One of the great advantages of the Pratico and Van Pelt system is the range of supplementary resources available which are appropriate for assisting students with a wide variety of learning styles. The core text includes a CD-ROM with FlashWorks, an excellent vocabulary memorization computer program which “remembers” which words are causing the student difficulty and focuses on them. The Basics of Biblical Hebrew Vocabulary CD is valuable for listening in the car, and the boxed set of flash cards covers 1000 Hebrew words which are all coded by frequency and by the corresponding chapter in the basic BBH text. The Get an A+ Study Guide is a handy laminated summary of nominal forms and verb diagnostics to slip inside a binder, and which will also prove useful in more advanced Hebrew courses. The paperback English Grammar to Ace Biblical Hebrew is a brief, user-friendly, and even entertaining summary of English grammar relevant to the study of Hebrew for ESL students or those students who, due to changing philosophies of education, have not had the opportunity to learn it in school. Charts of Biblical Hebrew reproduces many of the grammar charts already available in the text, and is perhaps a bit redundant for most students, but for the teacher or avid student it also includes a disc with a total of over 450 charts clarifying various structures and diagnostics that are helpful for the visual learner. Finally, the Graded Reader of Biblical Hebrew offers longer passages from all three sections of the Hebrew Bible for students who have finished the course and want extra practice. Each section includes helpful explanations and commentary on unusual or tricky forms. I do sometimes have to remind my students, however, that simply buying all these resources will not make learning Hebrew easier; one has to actually use them!

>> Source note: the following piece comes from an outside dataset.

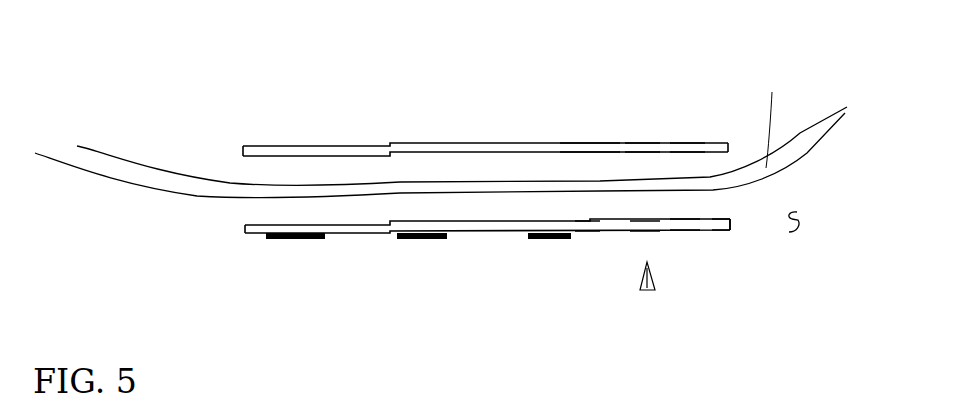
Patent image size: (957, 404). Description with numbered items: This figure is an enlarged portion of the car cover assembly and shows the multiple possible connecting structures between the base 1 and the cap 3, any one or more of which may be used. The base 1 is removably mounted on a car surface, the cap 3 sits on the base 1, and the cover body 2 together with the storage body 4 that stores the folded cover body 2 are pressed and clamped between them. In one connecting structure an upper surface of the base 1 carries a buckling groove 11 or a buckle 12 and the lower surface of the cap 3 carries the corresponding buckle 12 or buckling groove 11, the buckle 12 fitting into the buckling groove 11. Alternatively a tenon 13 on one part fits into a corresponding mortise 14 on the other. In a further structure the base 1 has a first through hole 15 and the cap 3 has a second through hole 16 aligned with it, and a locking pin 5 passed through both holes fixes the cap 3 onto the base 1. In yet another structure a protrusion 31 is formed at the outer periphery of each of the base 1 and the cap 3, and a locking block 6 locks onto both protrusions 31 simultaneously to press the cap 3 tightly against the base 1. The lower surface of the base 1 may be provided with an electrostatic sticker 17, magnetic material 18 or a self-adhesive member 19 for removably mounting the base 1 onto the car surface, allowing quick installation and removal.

Although I look forward to further refinements in a third edition of BBH, I can nevertheless genuinely recommend this text and its ancillaries for introductory Hebrew classes.

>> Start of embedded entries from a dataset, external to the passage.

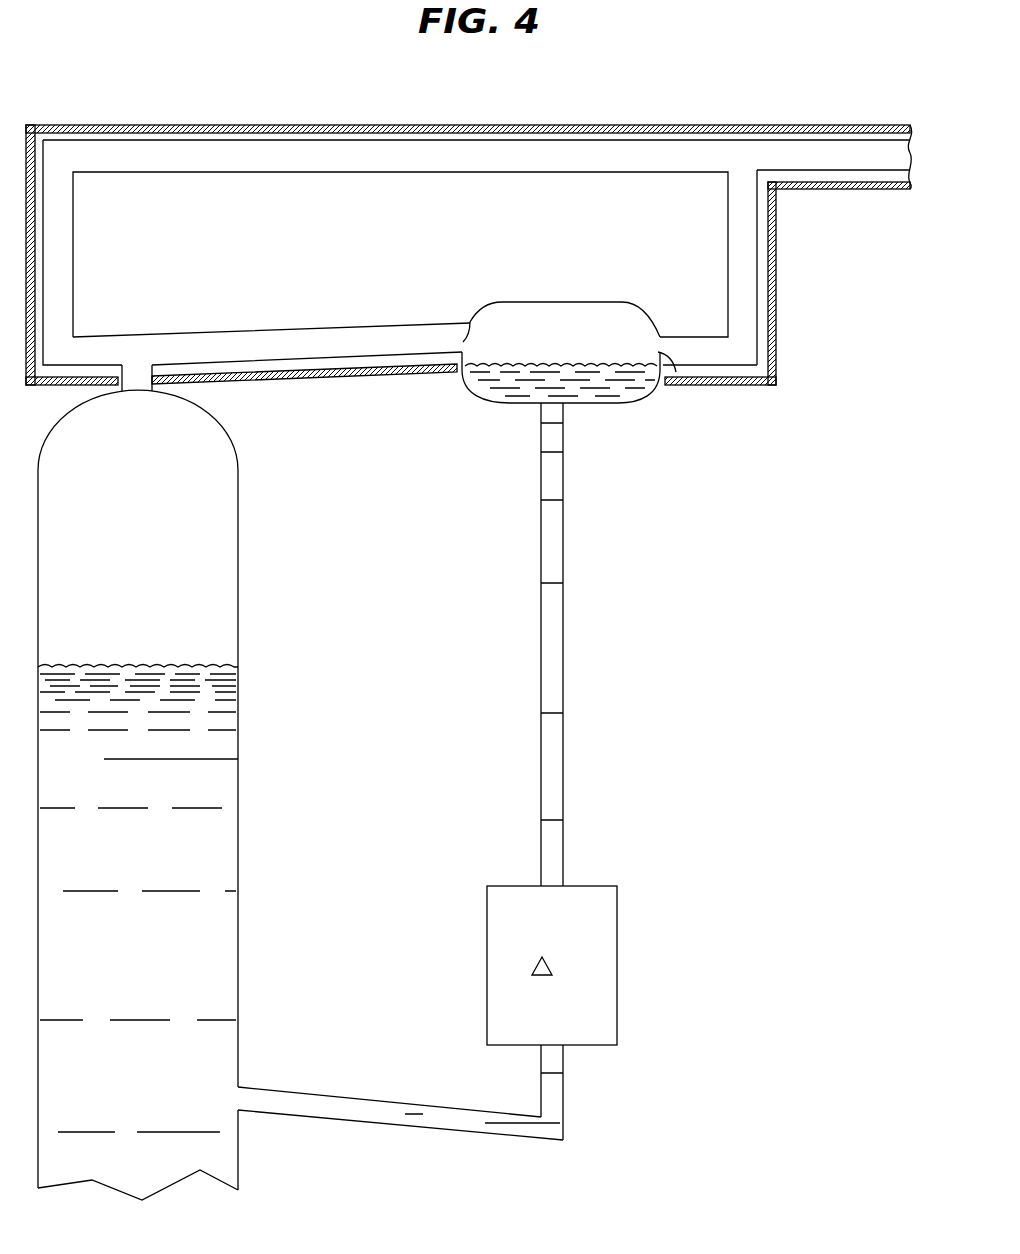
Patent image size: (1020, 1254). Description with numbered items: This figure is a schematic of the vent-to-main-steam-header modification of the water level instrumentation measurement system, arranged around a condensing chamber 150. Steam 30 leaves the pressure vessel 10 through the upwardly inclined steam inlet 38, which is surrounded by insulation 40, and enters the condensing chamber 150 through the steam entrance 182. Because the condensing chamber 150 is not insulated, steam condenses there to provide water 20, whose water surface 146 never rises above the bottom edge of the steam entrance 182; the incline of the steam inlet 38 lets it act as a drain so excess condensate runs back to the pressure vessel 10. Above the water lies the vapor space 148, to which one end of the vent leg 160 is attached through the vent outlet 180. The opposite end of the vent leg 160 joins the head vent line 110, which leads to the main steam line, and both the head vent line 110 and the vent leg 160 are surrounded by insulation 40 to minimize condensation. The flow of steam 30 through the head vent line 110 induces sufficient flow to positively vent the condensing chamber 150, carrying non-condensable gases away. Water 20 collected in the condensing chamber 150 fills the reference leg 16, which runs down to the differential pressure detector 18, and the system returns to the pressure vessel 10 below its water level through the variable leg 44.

The pressure vessel 10 is at (238, 508).
The reference leg 16 is at (565, 700).
The differential pressure detector 18 is at (487, 945).
The water 20 is at (496, 386).
The steam 30 is at (151, 576).
The steam inlet 38 is at (283, 330).
The insulation 40 is at (268, 125).
The variable leg 44 is at (372, 1125).
The head vent line 110 is at (442, 152).
The water surface 146 is at (546, 365).
The vapor space 148 is at (593, 315).
The condensing chamber 150 is at (560, 302).
The vent leg 160 is at (758, 258).
The vent outlet 180 is at (673, 378).
The steam entrance 182 is at (467, 343).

Mary L. Conway, McMaster Divinity College

[1] Gary D. Pratico and Miles V. Van Pelt, Charts of Biblical Hebrew (Grand Rapids: Zondervan, 2007); Gary D. Pratico and Miles V. Van Pelt, Vocabulary Guide to Biblical Hebrew (Grand Rapids: Zondervan, 2003); Miles V. Van Pelt, English Grammar to Ace Biblical Hebrew (Grand Rapids: Zondervan, 2010); Gary D. Pratico and Miles V. Van Pelt, Old Testament Hebrew Vocabulary Cards (Grand Rapids: Zondervan, 2004); Gary D. Pratico, Miles V. Van Pelt and Jonathan T. Pennington, Basics of Biblical Hebrew Vocabulary CD (Grand Rapids: Zondervan, 2006); Gary D. Pratico and Miles V. Van Pelt, Get an A+ Study Guide: Hebrew (Grand Rapids: Zondervan, 2005); and Gary D. Pratico and Miles V. Van Pelt, Graded Reader of Biblical Hebrew (Grand Rapids: Zondervan, 2006).